Sé lo que es que una decepción te cueste tanto que te quite hasta el sueño, esa angustia que te despierta a cualquier hora sin dejarte ni siquiera las ganas de volver a dormir.
Sé lo que son las noches cortas y cómo duelen todavía más que esas largas en las que no podemos hacer otra cosa que dar vueltas en nuestra cabeza sin llegar a ningún lugar.
Sé lo que es que te despierte el vacío del pecho, ese dolor que consume sin tener una mínima idea de cuando va a parar.
Sé lo triste de despertarte sabiendo que si, que un día más todo eso que duele es real. Y qué lindo sería que en muchos sentidos no lo fuera.
Pero creo que también de eso se trata: de no poder esquivar las cosas y, como me digo siempre, de “darse la cara contra la realidad”. Porque aunque sé que eso desgasta y cansa como pocas cosas, también sé que es la única forma de algún día lograr avanzar.
Porque si el dolor que sentimos no nos atraviesa, es solamente porque nos está pasando por al lado para terminar encontrándonos más adelante en otro lugar.
Y si hay algo de bueno en todo esto de no poder dar vuelta la página es el saber que estamos justamente donde tenemos que estar.
Si, estar donde hay que estar, muchas veces duele.
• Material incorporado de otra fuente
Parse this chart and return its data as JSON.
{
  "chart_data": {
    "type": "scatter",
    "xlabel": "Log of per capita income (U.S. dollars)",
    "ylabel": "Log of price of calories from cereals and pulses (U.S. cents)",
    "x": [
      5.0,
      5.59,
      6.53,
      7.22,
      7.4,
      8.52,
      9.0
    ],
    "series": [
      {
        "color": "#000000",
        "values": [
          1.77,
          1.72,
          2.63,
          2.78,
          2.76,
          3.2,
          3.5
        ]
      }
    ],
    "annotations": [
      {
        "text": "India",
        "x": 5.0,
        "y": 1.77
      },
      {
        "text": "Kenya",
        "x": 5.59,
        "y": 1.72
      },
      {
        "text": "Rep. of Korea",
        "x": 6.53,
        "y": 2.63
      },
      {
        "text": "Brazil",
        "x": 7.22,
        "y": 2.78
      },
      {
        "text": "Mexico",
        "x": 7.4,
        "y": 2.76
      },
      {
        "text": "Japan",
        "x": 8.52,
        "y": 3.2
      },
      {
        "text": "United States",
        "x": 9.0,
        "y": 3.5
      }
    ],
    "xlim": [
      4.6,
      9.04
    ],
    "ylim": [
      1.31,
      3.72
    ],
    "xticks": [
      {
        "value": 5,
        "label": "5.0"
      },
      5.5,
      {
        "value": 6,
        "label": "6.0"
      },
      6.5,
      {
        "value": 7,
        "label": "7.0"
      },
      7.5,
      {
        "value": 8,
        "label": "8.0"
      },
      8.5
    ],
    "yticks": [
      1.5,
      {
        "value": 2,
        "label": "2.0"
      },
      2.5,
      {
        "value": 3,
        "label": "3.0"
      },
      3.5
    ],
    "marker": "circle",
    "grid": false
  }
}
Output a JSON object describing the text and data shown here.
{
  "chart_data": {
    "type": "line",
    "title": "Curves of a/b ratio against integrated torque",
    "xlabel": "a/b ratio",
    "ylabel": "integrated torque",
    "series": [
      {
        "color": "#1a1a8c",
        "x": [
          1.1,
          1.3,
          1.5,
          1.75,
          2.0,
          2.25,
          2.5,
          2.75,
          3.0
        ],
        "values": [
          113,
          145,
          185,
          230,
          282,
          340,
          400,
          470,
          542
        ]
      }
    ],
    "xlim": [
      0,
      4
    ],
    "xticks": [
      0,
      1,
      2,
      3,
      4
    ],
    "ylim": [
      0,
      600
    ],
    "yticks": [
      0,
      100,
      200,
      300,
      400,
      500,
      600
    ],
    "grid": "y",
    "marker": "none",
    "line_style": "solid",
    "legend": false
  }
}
Pero duele todavía más el saber que, por no habernos dado el tiempo de transitar lo que nos pasa, no vamos a salir nunca de ese lugar.
Sin duda, me gustaría saber la receta para poder vivir el dolor en la justa medida: esa medida que te afecta pero no te impide dormir, que no se aparece en tus sueños para transformarlos en la pesadilla que está siendo la realidad, la medida que te deja seguir la vida con normalidad.
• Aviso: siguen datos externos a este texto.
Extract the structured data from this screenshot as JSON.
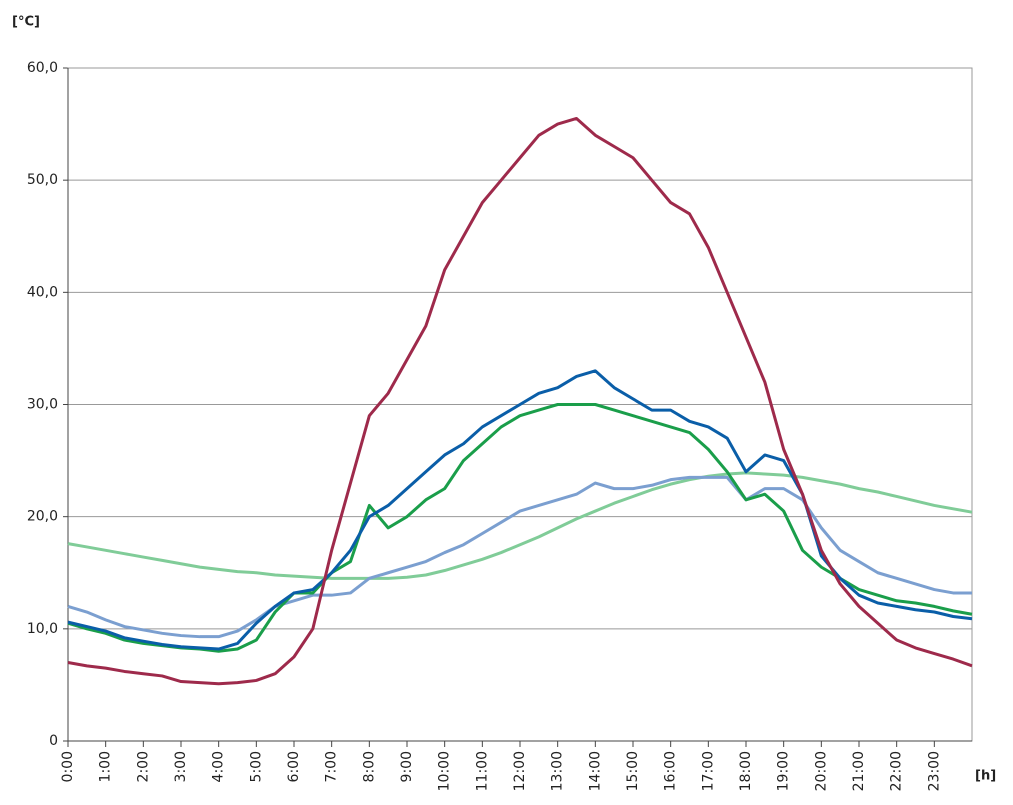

Pero si tuviera que consolarme con algo me diría a mi misma que, por suerte, esa receta no existe. Porque, de ser así, difícilmente algún día sepa juntar yo sola todo lo que se necesita para salir de este lugar.
Así que no, la receta no la sé. Y en el fondo lo agradezco porque esto es lo que hoy me toca atravesar.
Y si bien hoy me duele estar de nuevo en este lugar, aprendí que los duelos no tienen tiempo y respetar eso va a ser mi principal obligación para conmigo misma cada vez que alguien quiera a la fuerza moverme de la etapa de este camino en la que me toca estar.
También, entendí que nadie es realmente capaz de entender del todo el dolor ajeno (ni siquiera cuando se trata de una situación similar), por lo que tengo que ser muy cuidadosa con las lecciones ajenas que me permito recibir.
En esta vida hecha de emociones y afectos, difícilmente dos personas puedan transitar un mismo dolor desde el mismo lugar. Por eso hoy la promesa que me hago es esa: seguir confiando en la ayuda a la que acudo en cada etapa y respetar mis tiempos sin importar si los demás entienden que es momento de dar un paso más.
Los duelos se duelan, se viven, se atraviesan. Son como ese juego de aguantar la respiración cuando estás en un túnel sin saber cuando vas a llegar a la luz del final.
Porque por más desesperante que sea seguir recorriendo sin saber cuanto aire te queda, algo seguro es que volviendo hacia atrás para respirar, nunca vas a ver el final.
Así que cuando cueste, cuando duela, cuando canse, que tu única tarea sea seguir a tu ritmo pero hacia adelante. La luz siempre encuentra su forma de llegar.